Bozhi You ⋅ Irene Wang ⋅ ⋅ Abhinav Jangda ⋅ Angélica Moreira ⋅ Roshan Dathathri ⋅ Divya Mahajan ⋅ Keshav Pingali

Attention is a fundamental building block of large language models (LLMs), so there have been many efforts to implement it efficiently. For example, FlashAttention leverages tiling and kernel fusion to optimize attention. Recently, a number of variants of attention have been introduced to enhance model quality or efficiency. Supporting them efficiently remains difficult since they usually require specialized kernels or hand-tuned implementations. FlexAttention recently addressed part of this gap by using static programming templates to support FlashAttention-like kernels for a subset of attention variants. In this paper, we introduce Flashlight, a compiler-native framework within the PyTorch ecosystem that automatically generates fused, FlashAttention-style kernels for arbitrary attention-based programs, without relying on static templates or predefined kernel specializations. Flashlight leverages PyTorch’s compilation workflow to fuse and tile attention computations transparently, enabling efficient execution for diverse attention patterns. Not only does it support all variants expressible in the FlexAttention model but it also handles more general, data-dependent attention formulations that are beyond the capabilities of FlexAttention.

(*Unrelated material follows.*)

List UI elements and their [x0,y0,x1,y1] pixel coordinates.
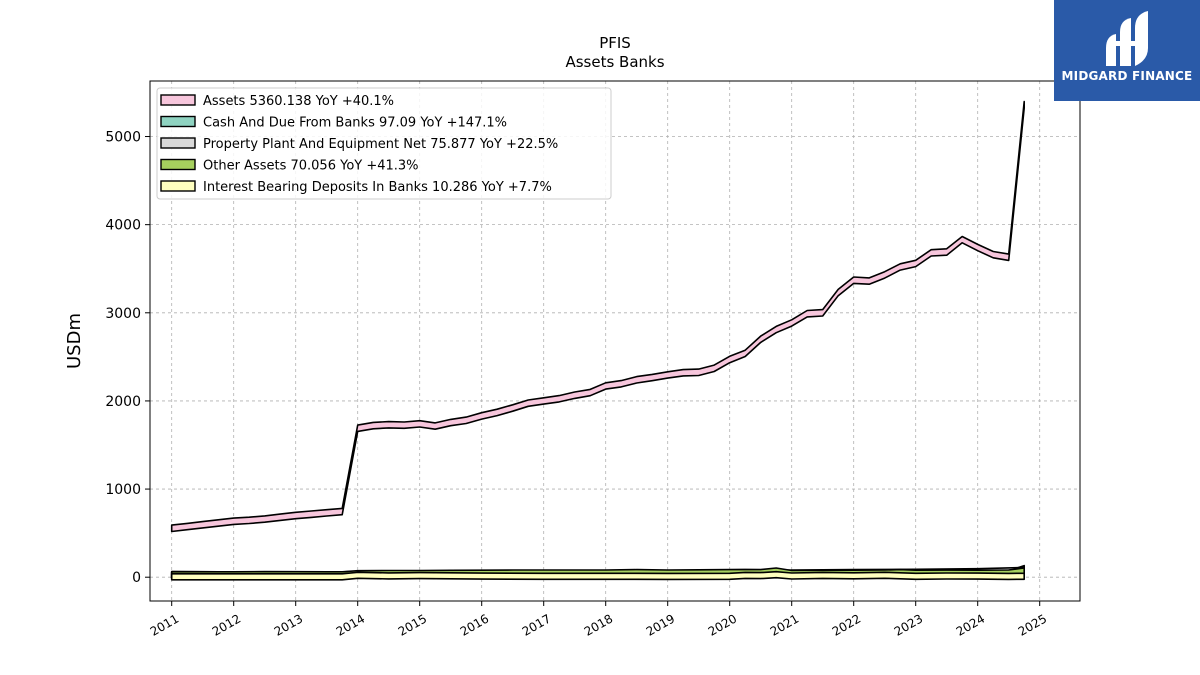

Our results show that Flashlight produces kernels with competitive or superior performance to FlexAttention, while offering the flexibility of native PyTorch code, enabling developers to rapidly explore new attention models without sacrificing performance.


Spira: Exploiting Voxel Data Structural Properties for Efficient Sparse Convolution in Point Cloud Networks

Dionysios Adamopoulos ⋅ ⋅ Georgios Goumas ⋅ Christina Giannoula

Sparse Convolution (SpC) powers 3D point cloud networks widely used in autonomous driving and AR/VR. SpC builds a kernel map that stores mappings between input voxel coordinates, output coordinates, and weight offsets, then uses this map to compute feature vectors for output coordinates. Our work identifies three key properties of voxel coordinates: they are integer-valued, bounded within a limited spatial range, and geometrically continuous—neighboring voxels on the same object surface are highly likely to exist at small spatial offsets from each other. Prior SpC engines do not fully exploit these properties and suffer from high pre-processing and post-processing overheads during kernel map construction. To address this, we design Spira, the first voxel-property-aware SpC engine for GPUs. Spira proposes: (i) a high-performance one-shot search algorithm that builds the kernel map with no preprocessing and high memory locality, (ii) an effective packed-native processing scheme that accesses packed voxel coordinates at low cost, (iii) a flexible dual-dataflow execution mechanism that efficiently computes output feature vectors by adapting to layer characteristics, and (iv) a network-wide parallelization strategy that builds kernel maps for all SpC layers concurrently at network start. Our evaluation shows that Spira significantly outperforms prior SpC engines by 1.71× on average and up to 2.31× for end-to-end inference, and by 2.13× on average and up to 3.32× for layer-wise execution across diverse layer configurations.